Section MS8, Gabriella Hirst

Keywords: colonialism

To a monoculture rhythm we type, tap and utter as contemporary communication is carried through rubber vessels. Forming insulation for deep sea wires, the gaskets holding touchscreens in place, the adhesive between the leaves of books, the resinous sap of the gutta-percha tree is the common glue that buoys modern information distribution.

The binding of present-day connectivity to this quick setting rubber, however, enshrouds our speech in colonial residue. This natural latex was ‘discovered’ by the East India Company during its subjugation of Singapore in the early 19th Century. It was quickly moulded into the boots, machine belts and machete handles that enabled the violent replacement of endemic ecologies with plantations of Palaquium Gutta trees. Concurrent to this great verdant upheaval, gutta paste bound the leaves of Robinson Crusoe reprints, thus adhering itself to the dissemination of nature as separate other.

Nonetheless, gutta-percha achieved its greatest propinquity with British imperialism as its waterproof and malleable resin insulated inchoate deep-sea wires, materialising the cartographic red lines of shipping routes under the ocean. This deep black latex thus came to actualise the cartographic centring of Great Britain as the crux of a global distributive web. Indelibly expediting the transmission of information across the globe, and simultaneously, the transfer of colonial knowledge systems, the resin came to both insulate and connect.

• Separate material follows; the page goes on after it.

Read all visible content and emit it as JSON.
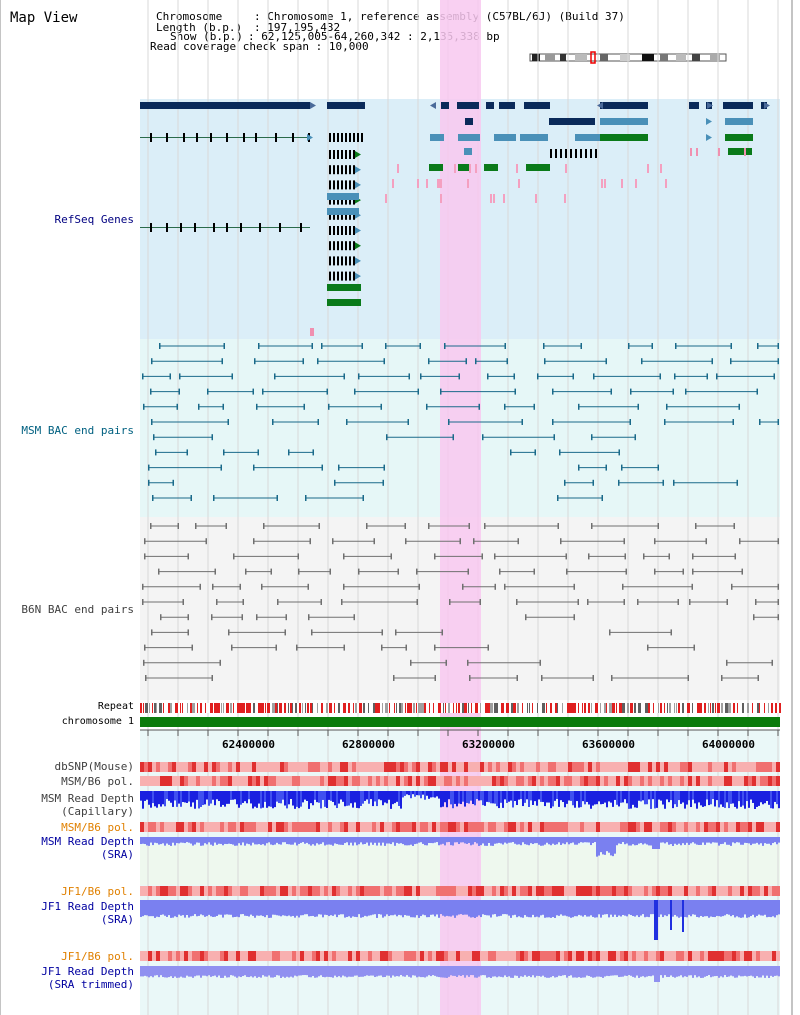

Beyond its sustained use in present-day wires, gutta percha has continued its intrusion of both sea and land into the body itself through its contemporary proliferation in dental fillings. Thus, the spine of contemporary speech – our texts, emails, photo messages, even the utterances dislodged from our very jaws – are coated in its latent colonial extraction.

This work presents a personal rubber lexicon, my filled teeth - both inner and outer molars - and dented gutta-dependant phone screen, both cast in gum collected from a nursery at Cambridge Botanic Gardens. They are presented in a jewellery box that echoes those gifted by the British Empire, containing sections of submarine wire, to states newly connected to the imperial metropole.